While the changes are incentive to be more attentive to detail, Dr. Ferrance wonders whether there could be a down side.

“I’ll be honest and admit I didn’t catch every single Stage 1 decubitus ulcer on every patient I admitted,” he says. “Now I’m much more vigilant.” Still, he adds: “It increases the paperwork burden, and it adds to the nonpatient part of our day. I have to wonder if the increased burden of paperwork pays off in that much benefit to the patient.”

And pressure is building. Insurers Aetna Inc. and WellPoint Inc. are following Medicare’s example, moving to end payment for some of the most serious hospital errors. Other major insurers are investigating changing their policies.
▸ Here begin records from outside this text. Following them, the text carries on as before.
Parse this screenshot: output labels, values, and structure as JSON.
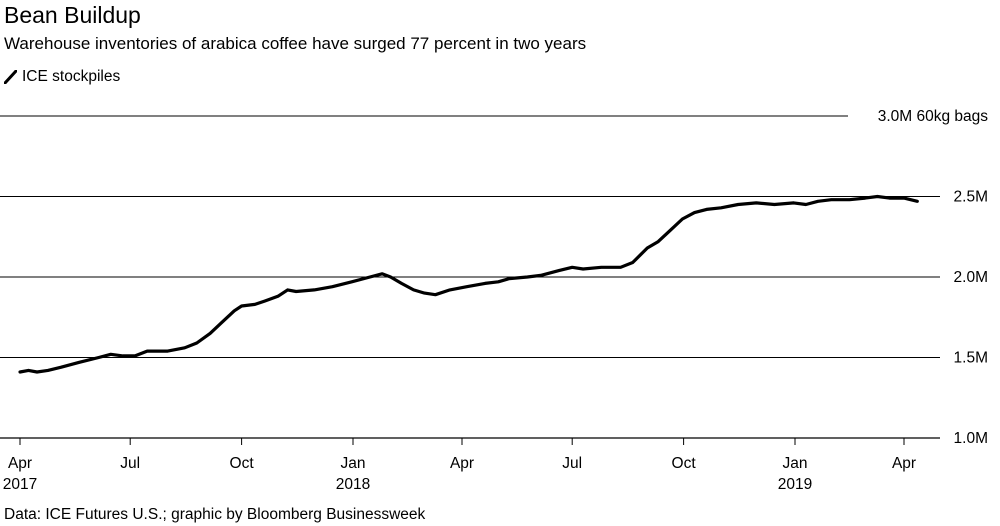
{
  "header": {
    "title": "Bean Buildup",
    "subtitle": "Warehouse inventories of arabica coffee have surged 77 percent in two years"
  },
  "legend": {
    "label": "ICE stockpiles",
    "color": "#000000",
    "icon": "line-swatch-icon"
  },
  "source": "Data: ICE Futures U.S.; graphic by Bloomberg Businessweek",
  "chart_data": {
    "type": "line",
    "title": "Bean Buildup",
    "subtitle": "Warehouse inventories of arabica coffee have surged 77 percent in two years",
    "ylim": [
      1.0,
      3.0
    ],
    "y_ticks": [
      {
        "value": 3.0,
        "label": "3.0M 60kg bags"
      },
      {
        "value": 2.5,
        "label": "2.5M"
      },
      {
        "value": 2.0,
        "label": "2.0M"
      },
      {
        "value": 1.5,
        "label": "1.5M"
      },
      {
        "value": 1.0,
        "label": "1.0M"
      }
    ],
    "x_ticks": [
      {
        "date": "2017-04",
        "label": "Apr",
        "year": "2017"
      },
      {
        "date": "2017-07",
        "label": "Jul",
        "year": ""
      },
      {
        "date": "2017-10",
        "label": "Oct",
        "year": ""
      },
      {
        "date": "2018-01",
        "label": "Jan",
        "year": "2018"
      },
      {
        "date": "2018-04",
        "label": "Apr",
        "year": ""
      },
      {
        "date": "2018-07",
        "label": "Jul",
        "year": ""
      },
      {
        "date": "2018-10",
        "label": "Oct",
        "year": ""
      },
      {
        "date": "2019-01",
        "label": "Jan",
        "year": "2019"
      },
      {
        "date": "2019-04",
        "label": "Apr",
        "year": ""
      }
    ],
    "grid": true,
    "legend_position": "top-left",
    "series": [
      {
        "name": "ICE stockpiles",
        "color": "#000000",
        "points": [
          [
            "2017-04-01",
            1.41
          ],
          [
            "2017-04-08",
            1.42
          ],
          [
            "2017-04-15",
            1.41
          ],
          [
            "2017-04-24",
            1.42
          ],
          [
            "2017-05-05",
            1.44
          ],
          [
            "2017-05-20",
            1.47
          ],
          [
            "2017-06-05",
            1.5
          ],
          [
            "2017-06-15",
            1.52
          ],
          [
            "2017-06-25",
            1.51
          ],
          [
            "2017-07-05",
            1.51
          ],
          [
            "2017-07-15",
            1.54
          ],
          [
            "2017-08-01",
            1.54
          ],
          [
            "2017-08-15",
            1.56
          ],
          [
            "2017-08-25",
            1.59
          ],
          [
            "2017-09-05",
            1.65
          ],
          [
            "2017-09-15",
            1.72
          ],
          [
            "2017-09-25",
            1.79
          ],
          [
            "2017-10-01",
            1.82
          ],
          [
            "2017-10-12",
            1.83
          ],
          [
            "2017-10-20",
            1.85
          ],
          [
            "2017-10-31",
            1.88
          ],
          [
            "2017-11-08",
            1.92
          ],
          [
            "2017-11-15",
            1.91
          ],
          [
            "2017-11-30",
            1.92
          ],
          [
            "2017-12-15",
            1.94
          ],
          [
            "2017-12-31",
            1.97
          ],
          [
            "2018-01-15",
            2.0
          ],
          [
            "2018-01-25",
            2.02
          ],
          [
            "2018-02-01",
            2.0
          ],
          [
            "2018-02-10",
            1.96
          ],
          [
            "2018-02-20",
            1.92
          ],
          [
            "2018-03-01",
            1.9
          ],
          [
            "2018-03-10",
            1.89
          ],
          [
            "2018-03-22",
            1.92
          ],
          [
            "2018-04-05",
            1.94
          ],
          [
            "2018-04-20",
            1.96
          ],
          [
            "2018-05-01",
            1.97
          ],
          [
            "2018-05-10",
            1.99
          ],
          [
            "2018-05-25",
            2.0
          ],
          [
            "2018-06-05",
            2.01
          ],
          [
            "2018-06-20",
            2.04
          ],
          [
            "2018-07-01",
            2.06
          ],
          [
            "2018-07-10",
            2.05
          ],
          [
            "2018-07-25",
            2.06
          ],
          [
            "2018-08-10",
            2.06
          ],
          [
            "2018-08-20",
            2.09
          ],
          [
            "2018-09-01",
            2.18
          ],
          [
            "2018-09-10",
            2.22
          ],
          [
            "2018-09-20",
            2.29
          ],
          [
            "2018-09-30",
            2.36
          ],
          [
            "2018-10-10",
            2.4
          ],
          [
            "2018-10-20",
            2.42
          ],
          [
            "2018-11-01",
            2.43
          ],
          [
            "2018-11-15",
            2.45
          ],
          [
            "2018-11-30",
            2.46
          ],
          [
            "2018-12-15",
            2.45
          ],
          [
            "2018-12-31",
            2.46
          ],
          [
            "2019-01-10",
            2.45
          ],
          [
            "2019-01-20",
            2.47
          ],
          [
            "2019-01-31",
            2.48
          ],
          [
            "2019-02-15",
            2.48
          ],
          [
            "2019-02-28",
            2.49
          ],
          [
            "2019-03-10",
            2.5
          ],
          [
            "2019-03-20",
            2.49
          ],
          [
            "2019-04-01",
            2.49
          ],
          [
            "2019-04-12",
            2.47
          ]
        ]
      }
    ]
  }
}
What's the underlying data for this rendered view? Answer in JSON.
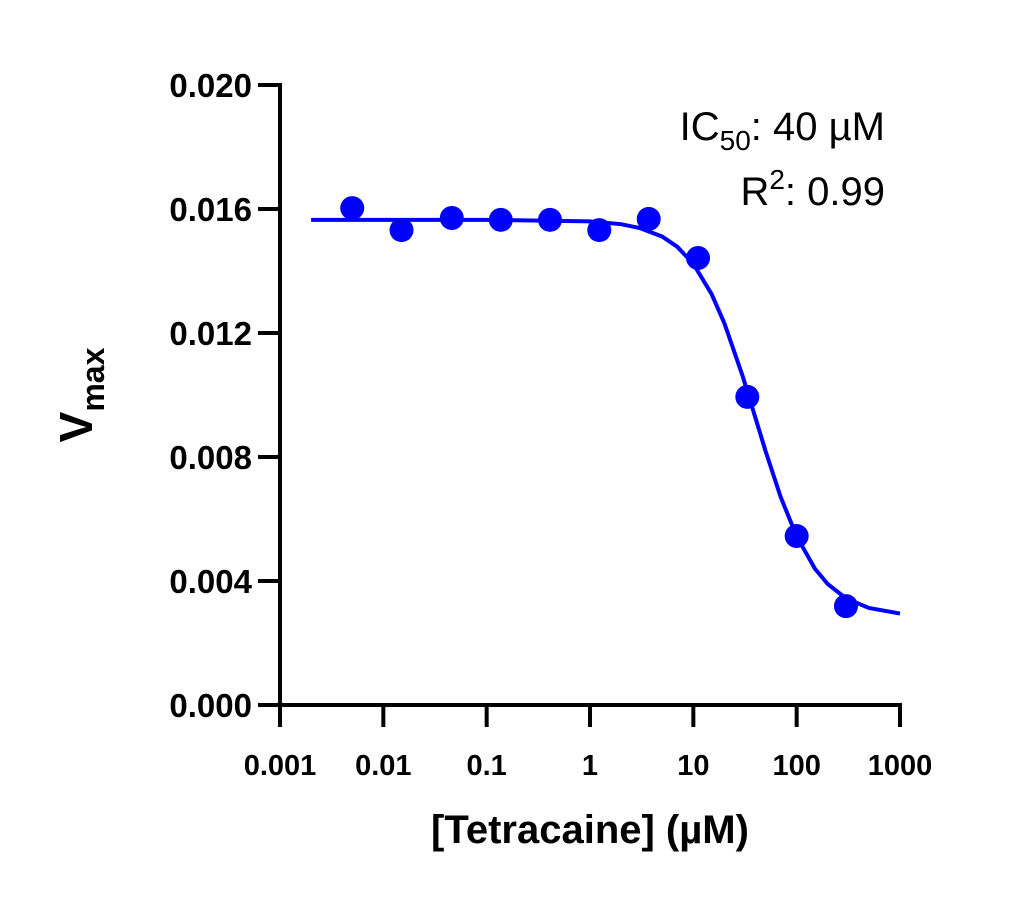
{
  "chart_data": {
    "type": "scatter",
    "xlabel": "[Tetracaine] (µM)",
    "ylabel": {
      "text": "V",
      "sub": "max"
    },
    "annotations": [
      {
        "base": "IC",
        "sub": "50",
        "rest": ": 40 µM"
      },
      {
        "base": "R",
        "sup": "2",
        "rest": ": 0.99"
      }
    ],
    "xscale": "log",
    "xlim": [
      0.001,
      1000
    ],
    "xticks": [
      0.001,
      0.01,
      0.1,
      1,
      10,
      100,
      1000
    ],
    "ylim": [
      0,
      0.02
    ],
    "yticks": [
      {
        "value": 0,
        "label": "0.000"
      },
      0.004,
      0.008,
      0.012,
      0.016,
      {
        "value": 0.02,
        "label": "0.020"
      }
    ],
    "series": [
      {
        "type": "scatter",
        "color": "#0000ff",
        "x": [
          0.005,
          0.015,
          0.046,
          0.137,
          0.41,
          1.23,
          3.7,
          11.1,
          33.3,
          100,
          300
        ],
        "values": [
          0.01603,
          0.01532,
          0.01571,
          0.01565,
          0.01565,
          0.01532,
          0.01568,
          0.01442,
          0.00994,
          0.00545,
          0.00319
        ]
      },
      {
        "type": "line",
        "color": "#0000ff",
        "x": [
          0.002,
          0.01,
          0.1,
          1,
          2,
          3,
          5,
          7,
          10,
          15,
          20,
          30,
          40,
          50,
          70,
          100,
          150,
          200,
          300,
          500,
          1000
        ],
        "values": [
          0.01565,
          0.01565,
          0.01565,
          0.0156,
          0.01551,
          0.01539,
          0.01511,
          0.01478,
          0.01423,
          0.01326,
          0.01231,
          0.01061,
          0.00925,
          0.00819,
          0.00671,
          0.00544,
          0.0044,
          0.0039,
          0.00344,
          0.00313,
          0.00295
        ]
      }
    ]
  }
}
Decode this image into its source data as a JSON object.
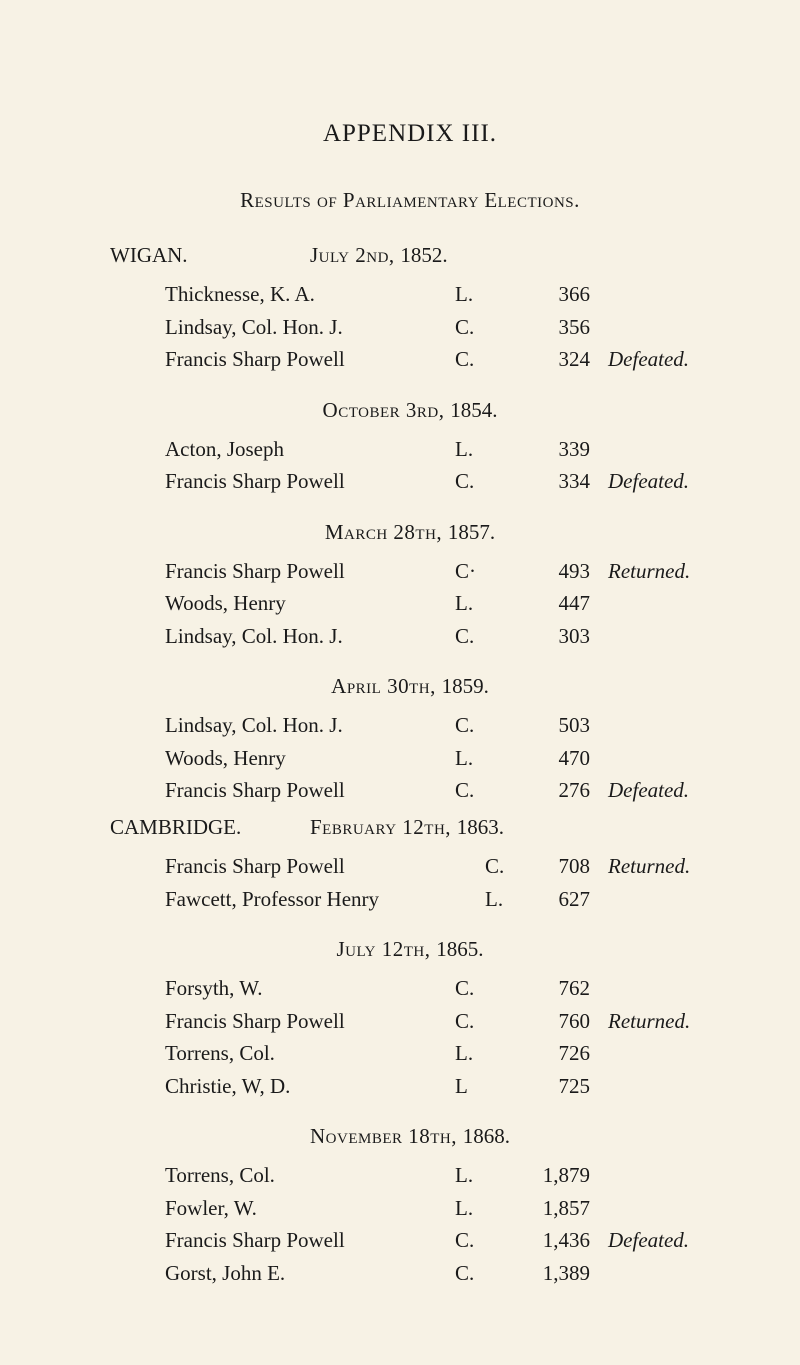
{
  "title": "APPENDIX  III.",
  "subtitle_a": "Results of Parliamentary",
  "subtitle_b": "Elections.",
  "sections": [
    {
      "location": "WIGAN.",
      "date_sc": "July 2nd, ",
      "date_year": "1852.",
      "rows": [
        {
          "name": "Thicknesse, K. A.",
          "party": "L.",
          "votes": "366",
          "status": ""
        },
        {
          "name": "Lindsay, Col. Hon. J.",
          "party": "C.",
          "votes": "356",
          "status": ""
        },
        {
          "name": "Francis Sharp Powell",
          "party": "C.",
          "votes": "324",
          "status": "Defeated."
        }
      ]
    },
    {
      "date_sc": "October 3rd, ",
      "date_year": "1854.",
      "rows": [
        {
          "name": "Acton, Joseph",
          "party": "L.",
          "votes": "339",
          "status": ""
        },
        {
          "name": "Francis Sharp Powell",
          "party": "C.",
          "votes": "334",
          "status": "Defeated."
        }
      ]
    },
    {
      "date_sc": "March 28th, ",
      "date_year": "1857.",
      "rows": [
        {
          "name": "Francis Sharp Powell",
          "party": "C·",
          "votes": "493",
          "status": "Returned."
        },
        {
          "name": "Woods, Henry",
          "party": "L.",
          "votes": "447",
          "status": ""
        },
        {
          "name": "Lindsay, Col. Hon. J.",
          "party": "C.",
          "votes": "303",
          "status": ""
        }
      ]
    },
    {
      "date_sc": "April 30th, ",
      "date_year": "1859.",
      "rows": [
        {
          "name": "Lindsay, Col. Hon. J.",
          "party": "C.",
          "votes": "503",
          "status": ""
        },
        {
          "name": "Woods, Henry",
          "party": "L.",
          "votes": "470",
          "status": ""
        },
        {
          "name": "Francis Sharp Powell",
          "party": "C.",
          "votes": "276",
          "status": "Defeated."
        }
      ]
    },
    {
      "location": "CAMBRIDGE.",
      "date_sc": "February 12th, ",
      "date_year": "1863.",
      "cambridge": true,
      "rows": [
        {
          "name": "Francis Sharp Powell",
          "party": "C.",
          "votes": "708",
          "status": "Returned."
        },
        {
          "name": "Fawcett, Professor Henry",
          "party": "L.",
          "votes": "627",
          "status": ""
        }
      ]
    },
    {
      "date_sc": "July 12th, ",
      "date_year": "1865.",
      "rows": [
        {
          "name": "Forsyth, W.",
          "party": "C.",
          "votes": "762",
          "status": ""
        },
        {
          "name": "Francis Sharp Powell",
          "party": "C.",
          "votes": "760",
          "status": "Returned."
        },
        {
          "name": "Torrens, Col.",
          "party": "L.",
          "votes": "726",
          "status": ""
        },
        {
          "name": "Christie, W, D.",
          "party": "L",
          "votes": "725",
          "status": ""
        }
      ]
    },
    {
      "date_sc": "November 18th, ",
      "date_year": "1868.",
      "rows": [
        {
          "name": "Torrens, Col.",
          "party": "L.",
          "votes": "1,879",
          "status": ""
        },
        {
          "name": "Fowler, W.",
          "party": "L.",
          "votes": "1,857",
          "status": ""
        },
        {
          "name": "Francis Sharp Powell",
          "party": "C.",
          "votes": "1,436",
          "status": "Defeated."
        },
        {
          "name": "Gorst, John E.",
          "party": "C.",
          "votes": "1,389",
          "status": ""
        }
      ]
    }
  ]
}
The public also cares quite a bit about the issue, Dr. Wald notes. When a New York Times blog mentioned Dr. Wald’s JAMA article, readers left scores of comments. Some were stunned to hear hospitals can be paid extra when complications occur.

Professional societies and organizations can help medical centers adjust to these changes by providing guidance and leadership, suggests Dr. Li. Hospitals will benefit by educating all providers about the system changes and the reasons behind them, he says.

“This is about a lot more than the doctor and the patient,” he argues. “This is about changing the culture and institution.” TH

 

 

Liz Tascio is a medical journalist based in New York.